It’s 1605 in London, and Ben Jonson, a contemporary of Shakespeare, is finding life a struggle. With his career waning and his patron, Lord D’Aubigny, growing tired of him, he throws caution to the wind and writes a satirical play, Eastward Ho! But its laughs at the expense of the monarch cost Jonson dearly, and he lands in jail with his reputation in tatters.
On his release, he searches for his estranged wife, Anne, and discovers that his own long absences and the deaths of their three children from the plague have led her to take comfort with a furtive crew of ardent papists.
Out of concern for his wife, Ben becomes entangled with this seditious group and learns of a violent plot its members are hatching.

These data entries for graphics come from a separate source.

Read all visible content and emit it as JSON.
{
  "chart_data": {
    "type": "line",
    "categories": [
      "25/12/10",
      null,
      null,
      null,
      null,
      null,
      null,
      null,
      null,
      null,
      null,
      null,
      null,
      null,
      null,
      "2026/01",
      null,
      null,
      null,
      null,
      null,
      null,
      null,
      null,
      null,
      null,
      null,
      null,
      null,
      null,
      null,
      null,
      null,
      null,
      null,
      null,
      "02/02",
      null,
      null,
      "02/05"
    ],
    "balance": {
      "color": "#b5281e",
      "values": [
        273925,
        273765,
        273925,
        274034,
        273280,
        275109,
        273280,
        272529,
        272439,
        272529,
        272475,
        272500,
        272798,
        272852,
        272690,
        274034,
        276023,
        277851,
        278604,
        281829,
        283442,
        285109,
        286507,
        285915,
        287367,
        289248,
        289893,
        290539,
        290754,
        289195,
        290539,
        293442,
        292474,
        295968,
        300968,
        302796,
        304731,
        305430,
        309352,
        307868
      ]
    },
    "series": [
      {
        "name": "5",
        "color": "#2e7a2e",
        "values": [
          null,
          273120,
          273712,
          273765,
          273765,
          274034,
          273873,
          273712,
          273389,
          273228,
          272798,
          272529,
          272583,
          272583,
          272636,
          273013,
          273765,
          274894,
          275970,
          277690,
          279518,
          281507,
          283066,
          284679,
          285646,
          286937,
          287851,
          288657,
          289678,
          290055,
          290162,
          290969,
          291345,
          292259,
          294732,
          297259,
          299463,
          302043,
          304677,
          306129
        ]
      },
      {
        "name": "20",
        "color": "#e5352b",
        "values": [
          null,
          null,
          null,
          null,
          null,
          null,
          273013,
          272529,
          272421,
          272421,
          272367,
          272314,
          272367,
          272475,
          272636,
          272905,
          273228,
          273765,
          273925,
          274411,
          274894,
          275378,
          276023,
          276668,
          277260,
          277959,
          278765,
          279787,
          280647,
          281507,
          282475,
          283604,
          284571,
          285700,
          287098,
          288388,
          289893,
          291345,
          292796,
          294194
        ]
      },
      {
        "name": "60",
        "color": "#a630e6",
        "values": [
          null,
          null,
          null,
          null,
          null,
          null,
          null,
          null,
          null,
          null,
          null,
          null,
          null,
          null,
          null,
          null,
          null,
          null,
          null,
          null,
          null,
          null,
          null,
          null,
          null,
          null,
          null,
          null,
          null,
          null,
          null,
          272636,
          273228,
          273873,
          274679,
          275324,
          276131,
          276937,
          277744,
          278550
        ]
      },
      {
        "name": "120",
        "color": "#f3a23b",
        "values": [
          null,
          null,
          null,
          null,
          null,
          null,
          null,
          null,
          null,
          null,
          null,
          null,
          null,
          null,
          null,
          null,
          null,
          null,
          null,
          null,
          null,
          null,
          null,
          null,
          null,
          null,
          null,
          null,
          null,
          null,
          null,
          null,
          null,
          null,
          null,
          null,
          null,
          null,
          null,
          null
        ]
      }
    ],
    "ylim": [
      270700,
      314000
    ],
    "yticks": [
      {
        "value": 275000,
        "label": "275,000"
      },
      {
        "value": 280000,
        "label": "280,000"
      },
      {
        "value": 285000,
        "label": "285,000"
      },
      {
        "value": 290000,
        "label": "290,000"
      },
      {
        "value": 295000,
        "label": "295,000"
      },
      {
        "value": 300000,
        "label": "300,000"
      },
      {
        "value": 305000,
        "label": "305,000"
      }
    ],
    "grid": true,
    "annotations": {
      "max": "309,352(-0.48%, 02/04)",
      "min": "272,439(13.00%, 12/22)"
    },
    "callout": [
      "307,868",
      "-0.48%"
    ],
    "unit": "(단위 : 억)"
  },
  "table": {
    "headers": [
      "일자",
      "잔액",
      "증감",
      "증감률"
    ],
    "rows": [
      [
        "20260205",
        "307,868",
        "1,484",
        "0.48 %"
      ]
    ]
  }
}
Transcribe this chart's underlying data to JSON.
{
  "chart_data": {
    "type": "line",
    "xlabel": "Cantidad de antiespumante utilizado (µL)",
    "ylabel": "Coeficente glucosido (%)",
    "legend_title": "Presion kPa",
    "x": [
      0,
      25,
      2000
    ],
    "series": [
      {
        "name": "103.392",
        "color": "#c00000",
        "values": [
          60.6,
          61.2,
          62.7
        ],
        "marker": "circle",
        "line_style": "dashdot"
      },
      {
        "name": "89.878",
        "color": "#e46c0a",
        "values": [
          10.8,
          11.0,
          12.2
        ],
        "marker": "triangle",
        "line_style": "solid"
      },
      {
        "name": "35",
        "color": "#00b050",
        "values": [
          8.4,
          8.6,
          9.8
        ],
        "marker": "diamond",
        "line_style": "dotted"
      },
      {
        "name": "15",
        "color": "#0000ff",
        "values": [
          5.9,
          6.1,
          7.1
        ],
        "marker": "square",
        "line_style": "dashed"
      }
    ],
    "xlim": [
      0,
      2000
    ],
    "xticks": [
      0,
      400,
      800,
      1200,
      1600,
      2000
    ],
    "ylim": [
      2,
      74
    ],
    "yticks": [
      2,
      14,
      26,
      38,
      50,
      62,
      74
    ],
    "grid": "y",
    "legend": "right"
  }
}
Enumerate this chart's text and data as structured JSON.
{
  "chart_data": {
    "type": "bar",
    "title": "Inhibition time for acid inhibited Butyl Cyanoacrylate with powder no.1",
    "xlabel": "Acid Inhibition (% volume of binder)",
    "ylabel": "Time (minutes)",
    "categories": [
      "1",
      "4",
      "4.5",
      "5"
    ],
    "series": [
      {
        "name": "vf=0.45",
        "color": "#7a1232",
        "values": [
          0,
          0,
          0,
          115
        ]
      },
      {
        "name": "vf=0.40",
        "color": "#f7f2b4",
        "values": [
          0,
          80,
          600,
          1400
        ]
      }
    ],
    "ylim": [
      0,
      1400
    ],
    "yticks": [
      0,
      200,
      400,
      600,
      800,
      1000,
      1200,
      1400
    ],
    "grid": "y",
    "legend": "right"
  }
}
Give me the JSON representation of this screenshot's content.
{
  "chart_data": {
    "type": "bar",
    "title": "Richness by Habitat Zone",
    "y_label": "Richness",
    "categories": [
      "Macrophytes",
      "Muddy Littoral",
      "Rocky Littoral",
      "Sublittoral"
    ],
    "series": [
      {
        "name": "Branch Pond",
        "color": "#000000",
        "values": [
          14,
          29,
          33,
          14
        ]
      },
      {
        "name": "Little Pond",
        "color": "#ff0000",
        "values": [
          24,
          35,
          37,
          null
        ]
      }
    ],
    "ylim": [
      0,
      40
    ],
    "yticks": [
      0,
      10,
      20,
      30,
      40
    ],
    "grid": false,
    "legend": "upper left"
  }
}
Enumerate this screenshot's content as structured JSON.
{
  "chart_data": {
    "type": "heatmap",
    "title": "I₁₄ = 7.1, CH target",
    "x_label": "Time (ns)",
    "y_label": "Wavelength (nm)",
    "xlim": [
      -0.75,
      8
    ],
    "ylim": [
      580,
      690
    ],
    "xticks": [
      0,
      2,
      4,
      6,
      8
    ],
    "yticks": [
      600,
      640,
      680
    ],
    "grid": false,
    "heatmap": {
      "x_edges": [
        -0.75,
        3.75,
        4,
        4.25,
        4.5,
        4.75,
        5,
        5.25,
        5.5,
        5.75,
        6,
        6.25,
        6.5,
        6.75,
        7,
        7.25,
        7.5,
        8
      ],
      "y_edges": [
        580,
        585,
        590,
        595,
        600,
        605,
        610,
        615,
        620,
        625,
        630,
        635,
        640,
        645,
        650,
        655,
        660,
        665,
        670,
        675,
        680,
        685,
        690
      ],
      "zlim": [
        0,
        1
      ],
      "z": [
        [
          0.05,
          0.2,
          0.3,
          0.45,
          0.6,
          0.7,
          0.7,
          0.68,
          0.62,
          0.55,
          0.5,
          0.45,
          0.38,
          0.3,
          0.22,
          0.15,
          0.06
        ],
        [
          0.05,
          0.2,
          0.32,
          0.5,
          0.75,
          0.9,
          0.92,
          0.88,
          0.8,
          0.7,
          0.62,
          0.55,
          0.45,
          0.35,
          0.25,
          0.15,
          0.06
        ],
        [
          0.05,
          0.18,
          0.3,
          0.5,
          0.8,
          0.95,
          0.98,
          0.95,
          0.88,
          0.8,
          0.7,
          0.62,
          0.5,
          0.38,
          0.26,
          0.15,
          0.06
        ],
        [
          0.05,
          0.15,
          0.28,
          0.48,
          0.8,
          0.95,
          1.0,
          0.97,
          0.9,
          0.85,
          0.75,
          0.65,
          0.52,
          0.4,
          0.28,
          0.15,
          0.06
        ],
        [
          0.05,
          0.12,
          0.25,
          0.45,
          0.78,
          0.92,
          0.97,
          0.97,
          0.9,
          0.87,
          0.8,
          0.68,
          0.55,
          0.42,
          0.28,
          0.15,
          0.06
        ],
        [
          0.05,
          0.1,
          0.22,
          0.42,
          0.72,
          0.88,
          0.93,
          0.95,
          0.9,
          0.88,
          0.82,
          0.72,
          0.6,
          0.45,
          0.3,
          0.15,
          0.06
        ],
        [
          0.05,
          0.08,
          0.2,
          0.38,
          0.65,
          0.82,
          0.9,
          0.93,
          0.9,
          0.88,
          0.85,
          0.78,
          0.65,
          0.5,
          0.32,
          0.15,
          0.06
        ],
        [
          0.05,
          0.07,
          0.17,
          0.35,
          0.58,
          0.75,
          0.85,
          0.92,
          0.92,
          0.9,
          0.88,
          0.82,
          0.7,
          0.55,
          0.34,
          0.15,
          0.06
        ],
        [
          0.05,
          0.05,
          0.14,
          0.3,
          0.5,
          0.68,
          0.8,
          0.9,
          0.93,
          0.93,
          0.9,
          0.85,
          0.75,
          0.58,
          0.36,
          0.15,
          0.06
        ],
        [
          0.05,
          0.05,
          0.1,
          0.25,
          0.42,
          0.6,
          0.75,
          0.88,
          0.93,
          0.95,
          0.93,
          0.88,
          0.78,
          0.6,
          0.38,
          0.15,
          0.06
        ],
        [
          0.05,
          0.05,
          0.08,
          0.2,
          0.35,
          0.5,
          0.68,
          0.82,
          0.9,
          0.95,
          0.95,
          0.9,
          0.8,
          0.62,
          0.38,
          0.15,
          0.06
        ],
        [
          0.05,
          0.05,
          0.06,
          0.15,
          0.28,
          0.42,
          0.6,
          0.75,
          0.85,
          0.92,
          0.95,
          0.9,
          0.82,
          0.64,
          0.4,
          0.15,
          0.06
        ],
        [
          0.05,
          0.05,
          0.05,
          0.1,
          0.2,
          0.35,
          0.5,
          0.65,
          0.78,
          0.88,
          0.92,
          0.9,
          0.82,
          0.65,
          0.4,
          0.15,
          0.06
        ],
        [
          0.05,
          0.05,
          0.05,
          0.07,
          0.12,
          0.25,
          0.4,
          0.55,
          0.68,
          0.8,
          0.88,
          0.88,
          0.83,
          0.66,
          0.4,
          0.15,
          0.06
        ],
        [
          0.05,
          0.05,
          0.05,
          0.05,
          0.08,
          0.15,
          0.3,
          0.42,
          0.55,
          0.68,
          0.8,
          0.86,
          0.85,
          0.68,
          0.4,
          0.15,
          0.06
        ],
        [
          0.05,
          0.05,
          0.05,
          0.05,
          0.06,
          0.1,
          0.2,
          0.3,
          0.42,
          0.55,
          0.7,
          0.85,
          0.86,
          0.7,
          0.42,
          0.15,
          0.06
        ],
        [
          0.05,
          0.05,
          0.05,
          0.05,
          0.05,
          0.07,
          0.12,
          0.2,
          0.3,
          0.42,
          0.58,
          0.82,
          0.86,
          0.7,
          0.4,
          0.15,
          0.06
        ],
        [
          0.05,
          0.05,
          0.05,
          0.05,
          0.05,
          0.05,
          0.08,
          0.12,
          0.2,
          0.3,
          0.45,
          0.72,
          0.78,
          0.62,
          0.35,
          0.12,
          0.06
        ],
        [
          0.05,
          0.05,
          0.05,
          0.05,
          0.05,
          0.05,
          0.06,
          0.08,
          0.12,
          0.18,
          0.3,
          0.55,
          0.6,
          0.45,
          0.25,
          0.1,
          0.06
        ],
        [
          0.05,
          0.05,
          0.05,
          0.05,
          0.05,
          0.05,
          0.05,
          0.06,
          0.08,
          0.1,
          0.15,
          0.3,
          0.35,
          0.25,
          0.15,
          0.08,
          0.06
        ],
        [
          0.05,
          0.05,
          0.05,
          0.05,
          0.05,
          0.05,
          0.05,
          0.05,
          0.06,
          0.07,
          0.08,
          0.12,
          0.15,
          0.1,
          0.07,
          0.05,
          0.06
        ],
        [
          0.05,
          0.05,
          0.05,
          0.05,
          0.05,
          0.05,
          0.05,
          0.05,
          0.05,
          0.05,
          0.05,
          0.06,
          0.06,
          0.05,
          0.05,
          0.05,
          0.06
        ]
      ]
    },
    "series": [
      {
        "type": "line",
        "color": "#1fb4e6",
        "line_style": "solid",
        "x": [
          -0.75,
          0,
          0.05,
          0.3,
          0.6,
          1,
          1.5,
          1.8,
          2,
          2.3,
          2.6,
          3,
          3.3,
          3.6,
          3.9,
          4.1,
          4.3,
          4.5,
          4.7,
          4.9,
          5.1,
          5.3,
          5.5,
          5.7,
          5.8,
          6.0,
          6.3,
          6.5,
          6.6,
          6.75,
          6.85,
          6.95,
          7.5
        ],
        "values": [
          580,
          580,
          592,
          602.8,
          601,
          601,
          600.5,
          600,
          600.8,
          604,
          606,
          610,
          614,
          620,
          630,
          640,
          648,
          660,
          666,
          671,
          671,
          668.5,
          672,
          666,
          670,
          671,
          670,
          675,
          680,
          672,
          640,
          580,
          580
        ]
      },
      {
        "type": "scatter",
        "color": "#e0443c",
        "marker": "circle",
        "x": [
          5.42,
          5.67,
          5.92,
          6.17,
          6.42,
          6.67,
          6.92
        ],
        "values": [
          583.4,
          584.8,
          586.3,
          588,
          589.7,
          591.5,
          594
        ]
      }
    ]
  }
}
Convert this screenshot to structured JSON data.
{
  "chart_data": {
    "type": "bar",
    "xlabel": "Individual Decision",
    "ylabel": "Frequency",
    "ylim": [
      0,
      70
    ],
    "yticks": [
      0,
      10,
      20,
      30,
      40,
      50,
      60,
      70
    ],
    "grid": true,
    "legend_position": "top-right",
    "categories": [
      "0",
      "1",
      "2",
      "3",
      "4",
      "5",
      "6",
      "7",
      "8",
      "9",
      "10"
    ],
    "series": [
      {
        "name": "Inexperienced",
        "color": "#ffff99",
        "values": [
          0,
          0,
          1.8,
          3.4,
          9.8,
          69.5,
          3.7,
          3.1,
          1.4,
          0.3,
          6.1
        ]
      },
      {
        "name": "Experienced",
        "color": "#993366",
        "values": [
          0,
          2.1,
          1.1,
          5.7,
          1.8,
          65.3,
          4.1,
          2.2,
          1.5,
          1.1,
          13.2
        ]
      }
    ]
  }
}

When this plot - the infamous Gunpowder Plot - is exposed, Ben and his wife find their own lives in danger.
Set in the London of Shakespeare’s heyday, The Counterplot is a mix of historical novel and gripping adventure.
Set in the early 17th century, this is a tale of intrigue, but also one of a man who simply tries to reconcile his ambitions with his broken marriage and with his life in general. In a way the author creates a correlation between past and present by doing so.
The normality of his worries and attempts to make a living, whilst trying to regain some semblance of his previous marital relationship are really not that much different from someone in our day and age. Barring the ambitious assassination plots, the possibility of being jailed and beheaded for contentious words both written and spoken of course, perhaps even more dangerous when your words are played out on the stage for the entire city to experience.
The story is written very much with the feel and sound of the era, so at times it feels as if the listener has stepped into the 17th century and is standing in the midst of the bustling streets listening to the characters or standing in the children’s chambers as the parents confront their grief.
Chapter 19 is tragic and yet equally as beautiful in its unavoidable pain, horror and tragedy. Perceived as a natural occurrence and an event one shouldn’t and couldn’t spend time fixating on or indeed on loss.
It’s an historical thriller plotted with the pace of a piece of literary fiction – it’s visceral and engrossing. George gives his listeners a combination of almost poetic like exchanges – old English – and a character who stumbles through life with an almost accidental propensity for danger, pain, embarrassment and ultimately survival.